JENNIESaat Jisoo membuka pintu dan mereka berdua bertatap muka dengan Irene, Jennie langsung membeku.
"Sebenarnya apa yang kalian berdua lakukan di dalam sana?" Tanya Irene, tatapannya bergerak di antara keduanya.
Memikirkan bahwa Irene mendengarkan semua desahan dan rintihan mereka terlintas di kepala Jennie, membuatnya bisa merasakan semburan panas menyebar ke seluruh kulitnya.
Jennie melirik ke arah Jisoo saat wanita yang lebih tua darinya itu juga melakukan hal yang sama, lalu kembali menatap Irene dan menggelengkan kepala.
"Tidak ada, kami perlu bicara. Itu saja." Jennie berusaha tenang, tapi suaranya terdengar sedikit bergetar.
"Oh, aku mendengar sesuatu, tapi yang pasti itu bukan pembicaraan," Kata Irene sambil menyeringai.
"Jangan konyol, Irene. Kami sedang membicarakan masalah di tempat kerja." Ucap Jisoo.
"Di kamar mandi?" Tanya Irene.
"Ya. Kau mengirim ku ke sini untuk mencari Jennie. Di sinilah aku menemukannya."
Irene bergeser di depan Jisoo, menghalangi jalannya. "Apakah kau pikir aku bodoh? Bukan rahasia lagi kalau kalian berdua tidak membicarakan apa pun; kau berteriak. Jadi, apa? Apakah kalian berdua, seperti, sedang berkencan sekarang?"
"Tidak!" Mereka berdua berteriak bersamaan, mata keduanya bertemu sejenak.
"Jadi... kalau begitu kalian hanya bercinta saja," Kata Irene, dan sepertinya tidak satu pun dari mereka berdua dapat menemukan kata-kata yang tepat untuk menjawabnya.
Ketegangan di lorong itu bisa mereka rasakan sehingga Jennie sempat memikirkan seberapa besar kerusakan yang bisa ditimbulkan jika dia melakukan lompatan dari jendela lantai tiga.
"Sudah berapa lama?" Tanyanya lagi.
"Irene.." Jisoo memulai sambil menggelengkan kepalanya.
Dan untuk kali ini Jennie benar-benar merasa tidak enak dengan ketidaknyamanan dari wajah Jisoo. Dia belum pernah melihat bosnya itu terlihat seperti ini sebelumnya. Seolah-olah selama ini Jisoo tidak pernah terpikir bahwa apa yang mereka lakukan bisa menjadi konsekuensi seperti ini.
"Berapa lama, Jisoo? Jennie?" Tanya Irene lagi sambil melihat keduanya.
"Kami hanya—" Jennie memulai, tapi apa? Bagaimana bisa dia menjelaskan semuanya? "Kami—"
"Kami melakukan kesalahan. Ini adalah sebuah kesalahan." Suara Jisoo membuyarkan lamunan Jennie membuatnya langsung menoleh ke arah wanita yang lebih tua itu dengan kaget.

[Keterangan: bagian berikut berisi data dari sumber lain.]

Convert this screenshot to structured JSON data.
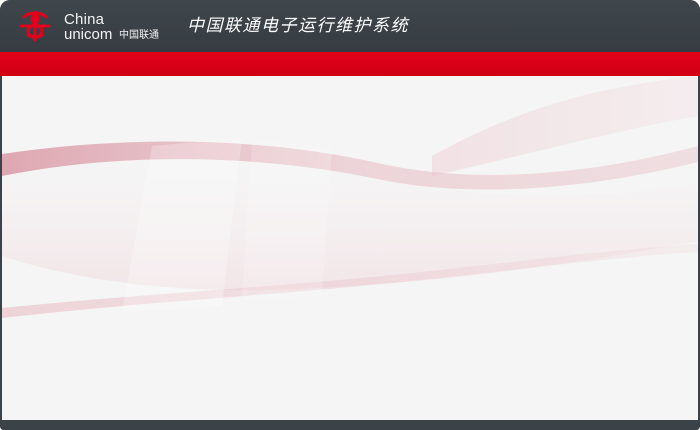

Mengapa ucapan Jisoo itu sangat mengganggu perasaannya?
Itu adalah sebuah kesalahan, namun mendengar Jisoo mengatakannya... rasanya sangat menyakitkan.
Jennie tidak bisa mengalihkan pandangannya saat Irene mulai berbicara.
"Salah atau tidak, ini harus dihentikan. Bagaimana kalau eomma Haein tadi? Dan Jisoo, kau bosnya! Apa kau lupa itu?" Irene menghela napas dalam-dalam. "Dengar, kalian berdua sudah dewasa, dan aku tidak tahu apa yang terjadi di sini, tapi apapun yang kalian lakukan, jangan biarkan appa Hyun Woo mengetahuinya."
Gelombang rasa mual menghantam Jennie saat membayangkan Tuan Kim mengetahui hal ini, membayangkan betapa kecewanya pria tua itu. Dia tidak tahan.
"Itu tidak akan menjadi masalah" Kata Jennie, sengaja menghindari tatapan Jisoo. "Aku belajar dari kesalahan ku. Permisi."
Jennie bergerak melewati mereka dan menuju tangga, kemarahan dan rasa sakit seperti beban yang sangat berat terasa di dalam perutnya.
Kekuatannya dalam kerja dan motivasinya selalu menguatkan dirinya melewati masa-masa sulit dalam hidupnya: perpisahan, kematian ibunya, masa-masa sulit dalam persahabatannya.